*次の日*

「おーい!亜優!!」
渉が外で叫ぶ。
「待ってー今行くぅー!」
あたしは精一杯オシャレして、ヒール10㎝の赤い靴を履いた。

あたしは走って渉のところに行こうとすると……

「きゃぁっ!?」
転びそうになったところを……
「大丈夫か?!」
渉が受け止めてくれた。

「ぅん…」
あたし多分…顔、真っ赤だ。

「ったく、昔っから危なっかしいたなー。」

ドキン‥‥

渉は………
あたしの気持ちを…
ドキドキさせるのが、上手だ…。

「行くぞ」
「はいはい」

そう言って、渉の車に乗る。

渉の車に乗るのは、2回目。

1回目は、渉が初めて免許をとった時。

渉の車は、黒で大人っぽい。

シトラスの香りが漂っている。

「そう言えば、おばさんは大丈夫?」

おばさん、渉のお母さんは、足が悪い。

だから、渉は一人暮らしをしていない。

「あぁ。

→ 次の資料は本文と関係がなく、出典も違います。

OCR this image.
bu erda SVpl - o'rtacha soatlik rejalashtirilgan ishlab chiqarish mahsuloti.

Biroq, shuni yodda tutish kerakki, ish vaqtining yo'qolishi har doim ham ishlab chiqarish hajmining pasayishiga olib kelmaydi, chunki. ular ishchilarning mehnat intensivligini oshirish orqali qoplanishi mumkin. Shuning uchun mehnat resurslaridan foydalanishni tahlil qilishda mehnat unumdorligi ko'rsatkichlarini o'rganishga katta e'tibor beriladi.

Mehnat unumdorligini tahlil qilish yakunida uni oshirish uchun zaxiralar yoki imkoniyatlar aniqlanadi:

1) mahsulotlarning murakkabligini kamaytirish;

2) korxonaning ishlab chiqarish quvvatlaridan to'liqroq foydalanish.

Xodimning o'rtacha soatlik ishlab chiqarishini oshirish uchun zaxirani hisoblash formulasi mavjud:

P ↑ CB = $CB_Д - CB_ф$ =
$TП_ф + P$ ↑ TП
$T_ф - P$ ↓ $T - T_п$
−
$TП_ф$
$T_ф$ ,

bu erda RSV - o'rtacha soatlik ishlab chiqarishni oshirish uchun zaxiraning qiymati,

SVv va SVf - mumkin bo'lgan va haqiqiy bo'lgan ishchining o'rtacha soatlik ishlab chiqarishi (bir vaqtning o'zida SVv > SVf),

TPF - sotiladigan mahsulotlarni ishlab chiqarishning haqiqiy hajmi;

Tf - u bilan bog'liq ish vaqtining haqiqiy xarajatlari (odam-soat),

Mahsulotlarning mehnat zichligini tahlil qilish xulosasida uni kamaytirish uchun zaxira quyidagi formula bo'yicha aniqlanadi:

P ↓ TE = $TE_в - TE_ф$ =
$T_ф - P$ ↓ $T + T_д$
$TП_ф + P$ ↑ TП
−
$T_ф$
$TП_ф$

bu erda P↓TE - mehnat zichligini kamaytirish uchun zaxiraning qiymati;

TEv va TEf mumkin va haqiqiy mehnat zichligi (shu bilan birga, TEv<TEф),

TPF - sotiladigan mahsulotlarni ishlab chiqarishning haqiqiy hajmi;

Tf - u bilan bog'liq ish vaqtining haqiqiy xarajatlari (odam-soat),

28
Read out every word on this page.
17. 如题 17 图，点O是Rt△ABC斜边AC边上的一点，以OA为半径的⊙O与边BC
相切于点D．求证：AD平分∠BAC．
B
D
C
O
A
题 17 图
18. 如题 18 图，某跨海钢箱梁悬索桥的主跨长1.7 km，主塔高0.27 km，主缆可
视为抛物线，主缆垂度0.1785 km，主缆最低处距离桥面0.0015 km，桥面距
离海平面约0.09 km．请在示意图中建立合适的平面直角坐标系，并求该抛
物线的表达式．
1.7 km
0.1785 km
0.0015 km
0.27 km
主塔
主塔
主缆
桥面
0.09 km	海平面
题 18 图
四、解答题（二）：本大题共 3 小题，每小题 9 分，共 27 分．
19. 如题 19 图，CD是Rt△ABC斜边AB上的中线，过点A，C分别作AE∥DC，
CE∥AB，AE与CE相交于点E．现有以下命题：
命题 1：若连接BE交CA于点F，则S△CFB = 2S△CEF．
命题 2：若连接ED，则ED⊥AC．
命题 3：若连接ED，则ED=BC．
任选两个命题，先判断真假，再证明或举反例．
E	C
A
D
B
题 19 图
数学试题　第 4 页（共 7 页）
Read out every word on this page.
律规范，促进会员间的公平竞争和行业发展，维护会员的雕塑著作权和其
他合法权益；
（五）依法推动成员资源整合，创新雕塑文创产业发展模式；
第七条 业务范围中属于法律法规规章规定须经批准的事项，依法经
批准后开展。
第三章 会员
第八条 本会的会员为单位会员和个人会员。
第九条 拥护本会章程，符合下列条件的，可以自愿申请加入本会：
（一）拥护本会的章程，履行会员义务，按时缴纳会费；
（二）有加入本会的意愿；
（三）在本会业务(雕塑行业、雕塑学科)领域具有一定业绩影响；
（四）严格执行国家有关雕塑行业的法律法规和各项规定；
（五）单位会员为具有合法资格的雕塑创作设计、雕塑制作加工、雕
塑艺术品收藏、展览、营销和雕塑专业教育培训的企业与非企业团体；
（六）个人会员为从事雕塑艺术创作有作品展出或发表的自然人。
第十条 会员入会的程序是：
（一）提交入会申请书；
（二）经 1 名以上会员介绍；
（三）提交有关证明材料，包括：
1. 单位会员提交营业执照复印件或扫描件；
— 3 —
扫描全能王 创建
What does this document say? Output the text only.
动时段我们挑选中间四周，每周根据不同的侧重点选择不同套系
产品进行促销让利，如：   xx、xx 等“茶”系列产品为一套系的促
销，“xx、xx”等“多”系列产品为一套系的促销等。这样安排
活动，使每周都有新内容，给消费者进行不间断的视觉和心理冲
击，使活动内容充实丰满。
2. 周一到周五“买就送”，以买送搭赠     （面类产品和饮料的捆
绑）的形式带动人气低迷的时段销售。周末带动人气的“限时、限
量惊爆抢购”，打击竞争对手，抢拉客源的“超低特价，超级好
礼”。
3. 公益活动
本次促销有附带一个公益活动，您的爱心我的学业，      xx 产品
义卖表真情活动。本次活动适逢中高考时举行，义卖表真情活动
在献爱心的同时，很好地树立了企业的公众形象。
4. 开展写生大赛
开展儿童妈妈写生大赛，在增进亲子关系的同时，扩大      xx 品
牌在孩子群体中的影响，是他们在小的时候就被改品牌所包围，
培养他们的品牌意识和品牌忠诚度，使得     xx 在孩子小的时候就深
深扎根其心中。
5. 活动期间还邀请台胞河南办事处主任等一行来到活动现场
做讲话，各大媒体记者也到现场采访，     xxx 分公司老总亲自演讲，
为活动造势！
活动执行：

」

渉はそれだけ言うと、音楽を聴き始めた。
♪〜♪〜

……?

いつもROCKか、j.POPなのに、今日はクラシックだ…。

「今日はクラシックなんだね…」

「……あぁ、ハマってる。」

ふぅん…
なんか意外。

この曲…

聴いたことある…。

たしか……

『失恋』……。

失恋でもしたのかな…?


あたしの心はモヤモヤしたままだった...。